Managing Risk with System Dynamics: Using SysQ to Make Decisions Under Uncertainty

Decision-Making Under Uncertainty

How System Dynamics Helped Add Millions to a Company’s Bottom Line

The bottom line of a multinational medical supplies and services organization was suffering from the exorbitant costs associated with high priced warranty contracts. The OEMs for their digital imaging systems – one of their more expensive products – were marking up the sales price by up to 400% of cost and then charging excessive annual warranty fees. Leadership at the multinational supplier wanted to know the answer to the following question:

Could they assume the risk for the imaging systems, charge less to their customers, and simultaneously generate more profitability for the organization? 

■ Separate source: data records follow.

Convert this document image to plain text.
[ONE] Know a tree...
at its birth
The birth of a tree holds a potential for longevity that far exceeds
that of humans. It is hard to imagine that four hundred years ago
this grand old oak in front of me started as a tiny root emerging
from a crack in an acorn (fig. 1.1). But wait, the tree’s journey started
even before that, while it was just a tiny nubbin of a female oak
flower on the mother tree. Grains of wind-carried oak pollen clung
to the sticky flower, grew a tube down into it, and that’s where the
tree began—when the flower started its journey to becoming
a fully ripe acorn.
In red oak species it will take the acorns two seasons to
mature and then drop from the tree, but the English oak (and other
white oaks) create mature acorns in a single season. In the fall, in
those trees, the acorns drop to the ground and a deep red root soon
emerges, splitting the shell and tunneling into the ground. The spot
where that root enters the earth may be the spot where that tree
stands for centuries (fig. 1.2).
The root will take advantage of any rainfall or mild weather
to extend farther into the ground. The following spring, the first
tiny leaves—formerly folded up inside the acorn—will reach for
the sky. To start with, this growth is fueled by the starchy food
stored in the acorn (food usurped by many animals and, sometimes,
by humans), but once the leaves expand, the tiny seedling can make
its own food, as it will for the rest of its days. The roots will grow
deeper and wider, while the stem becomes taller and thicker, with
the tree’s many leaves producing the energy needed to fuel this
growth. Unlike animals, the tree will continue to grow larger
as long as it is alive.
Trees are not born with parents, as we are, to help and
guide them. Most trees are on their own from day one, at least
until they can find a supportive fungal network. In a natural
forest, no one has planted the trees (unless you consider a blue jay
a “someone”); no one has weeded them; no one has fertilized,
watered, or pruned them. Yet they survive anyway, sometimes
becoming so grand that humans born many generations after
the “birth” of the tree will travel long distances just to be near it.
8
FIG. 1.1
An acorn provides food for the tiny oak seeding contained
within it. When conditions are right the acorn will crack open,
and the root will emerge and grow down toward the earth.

The multinational’s analytic team believed that a system dynamics-based analysis was the most effective methodology to explore this strategic question. They hired a consultant from Pontifex Consulting who had the required system dynamics expertise.

The consultant began the initiative by training a small analytics team to build simulation models using the STELLA software. This capacity building was essential, because once the initial model-building was complete, it would need continual maintenance and improvements based on changes to the risk pool.

The team applied a Weibull distribution to calculate the risk (probability) of failure because that distribution provided the most accuracy relative to the risk pool. The team categorized each type of imager by cost, age, replacement costs, and failure rate and loaded it into an input Excel spreadsheet. The spreadsheet data was then imported into a STELLA model that ran 1,000 Monte Carlo simulations. The simulations generated a range of failure scenarios for imagers based on varying the parameters of the Weibull distribution. These Monte Carlo results were then analyzed to determine the likelihood of current and replacement imagers surviving beyond the warranty periods. This allowed them to estimate the associated costs for failures, projected revenue, and warranty savings – the financial risks. The team determined they could realize tremendous savings by  charging their medical clients less warranty coverage fees than previously – and instead putting what they did charge into a risk pool to replace failed imagers. Using charts generated from STELLA and Excel, the analytic team made this case to senior leadership. Leadership was persuaded, and they stopped paying the exorbitant warranty fees they were sending to the OEMs.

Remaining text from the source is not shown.